Heya, sometimes I have trouble when I am given a quadric equation.. and i have to say what type of surface it is

Now I know the general forms of the quadric surfaces (ellipsoids, elliptic cones etc..). Their respective equations are usually of a form similar to (x/a)^2+(y/b)^2+(z/c)^2=1

So given an equation, I usually can convert it to required form by completing the square

But when an axz, byz, cyz (a,b, c constants) are thrown in I have no idea what to do.. I cannot complete the square and get it into any recognisable form

To see what i mean, in the picture attached, number 2 and 3 are fine, but 1 and 4 leave me clueless

Any help would be great?

I do not know what is your current/previous knowledge but the only way I know is by removing the cross terms by diagonalizing the associated 3x3 matrix (finding eigenvalues and eigenvectors).

it practically impossible to run you through this method here

I suggest

google "diagonilising quadratic"
look at a "glossy type american book" on "linear algebra.

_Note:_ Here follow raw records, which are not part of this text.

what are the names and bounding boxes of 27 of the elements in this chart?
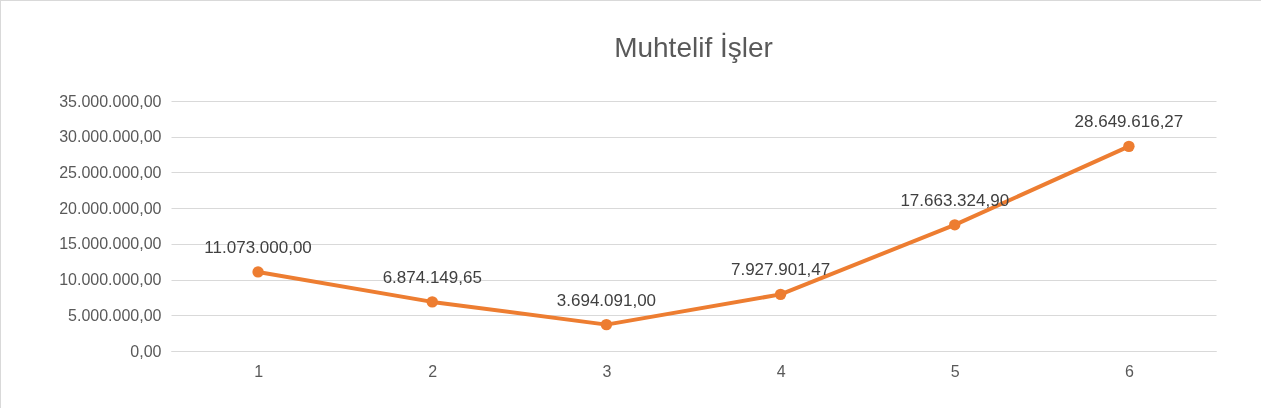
x-tick-label: 2 <box>428 362 438 380</box>
point <box>949 219 961 231</box>
x-tick-label: 5 <box>950 362 960 380</box>
y-tick-label: 15.000.000,00 <box>59 235 162 253</box>
point <box>600 318 613 331</box>
chart-title: Muhtelif İşler <box>614 32 773 63</box>
data-label: 17.663.324,90 <box>900 190 1010 210</box>
data-label: 6.874.149,65 <box>382 267 482 287</box>
point <box>1123 140 1135 153</box>
y-tick-label: 25.000.000,00 <box>59 163 162 181</box>
x-tick-label: 1 <box>254 362 264 380</box>
x-tick-label: 6 <box>1124 362 1134 380</box>
data-label: 11.073.000,00 <box>204 237 312 257</box>
y-tick-label: 0,00 <box>130 342 162 360</box>
y-tick-label: 30.000.000,00 <box>59 128 162 146</box>
y-tick-label: 10.000.000,00 <box>59 271 162 289</box>
point <box>774 288 787 301</box>
y-tick-label: 35.000.000,00 <box>59 92 162 110</box>
data-label: 3.694.091,00 <box>556 290 657 310</box>
data-label: 7.927.901,47 <box>730 260 831 280</box>
y-tick-label: 5.000.000,00 <box>68 306 162 324</box>
point <box>426 296 438 308</box>
data-label: 28.649.616,27 <box>1074 112 1184 132</box>
y-tick-label: 20.000.000,00 <box>59 199 162 217</box>
x-tick-label: 4 <box>776 362 786 380</box>
point <box>252 266 264 278</box>
x-tick-label: 3 <box>602 362 612 380</box>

ok thanks, I had a feeling it had something to do with matrices

I am aware about the associated 3 by 3 matrix..... then by getting it into diagonal form i can find associated equations which should be a simpler equation or something?

thanks

yes

it can be writen as (X,Y,Z)^TD(X,Y,Z)

where (X,Y,Z) denotes new coordinates
D is a diagonal matrix

(these types are usually rotated quadrics)

Ok cheers

And say if we had quadratic equation of 3 variables (x,y and z) with the constant term k

Could we just ignore it the k for now, find diagonal of 3 by 3 matrix then add it back on?
Cause otherwise you would get a complicated 4 by 4 matrix

what do you mean with the constant term k?

type an example

x^2+y2+z2+4xz+k=0

I was thinking the matrix would be xT A x
where x=(x,y,z,1)

Or could we ignore the constant bit, diagonalise with x=(x,y,z) then add constant back on at the end

Not sure if im making sense

Still a 3x3

look at google documents or if you have access to a book for an example

it is not that hard when you see a fully worked example

Diagonalizing will end up with you being able to rewrite the equations in a form

$\alpha ({\bf x.a})^2 +\beta ({\bf x.b})^2 + \gamma ({\bf x.c})^2 = C$ for suitable constant vectors a, b, c and constant scalars $\alpha, \beta, \gamma, C$.

(which is basically the same as $\alpha x^2 + \beta y^2 + \gamma z^2 = C$ but with a change of basis).

thanks guys I think i got it